Official scoring technicality gives Mariano Rivera win instead of save
We’ve all seen the scene, in fact over 650 times. The Yankees are clinging to a one-run lead in the 9th inning, out from the bullpen comes the greatest closer of all time, and if you’re in Yankee Stadium, Metallica’s “Enter Sandman” is blaring over the speakers. Somewhere between 10 and 15 pitches (and 4 or 5 broken bats later), handshakes all around for #42 as he nails down another win for the Yankees and Mariano Rivera pads his insurmountable career lead in saves. It all played out per the script on Thursday night in Baltimore except there was no Metallica (as the game was at Camden Yards), and Mariano Rivera was credited for being the WINNING pitcher with no save (as one of the qualifications to get a save is that the pitcher “cannot be the winning pitcher”). Yes he came in with a lead, yes he finished the game with one inning pitched. So what gives? Judgment by the official scorer. According to MLB.com:
Official scorer Mark Jacobson invoked Rule 10.17 (c) to not give a victory to Yankees reliever David Robertson in New York’s 6-5 win over the Orioles, ruling that Robertson’s eighth-inning appearance had been “ineffective and brief.”
Robertson failed to protect a 3-run cushion in the 8th inning (1 IP, 3 Runs).
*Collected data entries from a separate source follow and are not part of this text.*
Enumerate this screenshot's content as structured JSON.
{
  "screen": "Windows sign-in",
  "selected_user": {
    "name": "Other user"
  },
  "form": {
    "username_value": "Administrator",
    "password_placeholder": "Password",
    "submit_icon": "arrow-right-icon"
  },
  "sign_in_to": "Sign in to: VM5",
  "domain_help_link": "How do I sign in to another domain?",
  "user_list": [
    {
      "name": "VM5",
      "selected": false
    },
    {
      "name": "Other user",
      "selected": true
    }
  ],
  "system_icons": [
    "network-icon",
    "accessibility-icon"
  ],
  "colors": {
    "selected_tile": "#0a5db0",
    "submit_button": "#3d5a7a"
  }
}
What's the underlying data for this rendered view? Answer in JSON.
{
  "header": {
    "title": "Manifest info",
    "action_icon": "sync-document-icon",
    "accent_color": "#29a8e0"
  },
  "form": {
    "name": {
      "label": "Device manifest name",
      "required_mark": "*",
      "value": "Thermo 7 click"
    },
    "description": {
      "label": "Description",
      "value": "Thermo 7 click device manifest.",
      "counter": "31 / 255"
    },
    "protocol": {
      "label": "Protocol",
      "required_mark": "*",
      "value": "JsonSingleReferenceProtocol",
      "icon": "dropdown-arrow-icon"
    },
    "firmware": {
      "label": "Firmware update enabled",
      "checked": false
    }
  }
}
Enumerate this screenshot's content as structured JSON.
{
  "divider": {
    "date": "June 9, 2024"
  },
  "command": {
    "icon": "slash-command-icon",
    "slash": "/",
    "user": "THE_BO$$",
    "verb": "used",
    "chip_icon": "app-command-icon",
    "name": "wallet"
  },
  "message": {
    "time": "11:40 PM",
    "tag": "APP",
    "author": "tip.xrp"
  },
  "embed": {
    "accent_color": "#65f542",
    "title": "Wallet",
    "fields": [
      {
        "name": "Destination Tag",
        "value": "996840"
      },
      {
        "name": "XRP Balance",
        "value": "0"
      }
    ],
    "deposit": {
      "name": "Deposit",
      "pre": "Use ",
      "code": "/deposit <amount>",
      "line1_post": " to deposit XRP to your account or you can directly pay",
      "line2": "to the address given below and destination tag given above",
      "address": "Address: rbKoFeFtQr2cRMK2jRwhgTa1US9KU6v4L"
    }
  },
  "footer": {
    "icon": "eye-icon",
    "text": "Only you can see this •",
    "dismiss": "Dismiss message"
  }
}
It was unclear who would have been in line for the victory had he protected the lead, because starting pitcher Phil Hughes did not make the requisite 5 innings to qualify, so it probably would have been David Huff who tossed three effective innings. So Robertson cost Huff with his poor outing and the official scorer did not feel compelled to reward him with the victory when the Yankees tallied one in the top of the 9th. The full rule points the scorer to reward a succeeding (not preceding) pitcher to get the victory, Rivera was the only pitcher to meet that criteria.
In a stat-crazed sport, this might matter should someone ever challenge Rivera’s career saves lead. Imagine of one of Hank Aaron’s home runs was ruled an administrative double with a 2-run error. Rivera had no beef with the call, he just cares about winning (when told he was the winning pitcher):
“That’s what I heard,” Rivera said with a smile. “I’m fine with that. We won.”
Joe Girardi (who never seems happy about anything) on the other hand, didn’t like the ruling, calling it a “mistake”. A “mistake” in judgment is all it can be ruled, and the Official Scorer’s ruling stands. That is, unless/until the commissioners office weighs in!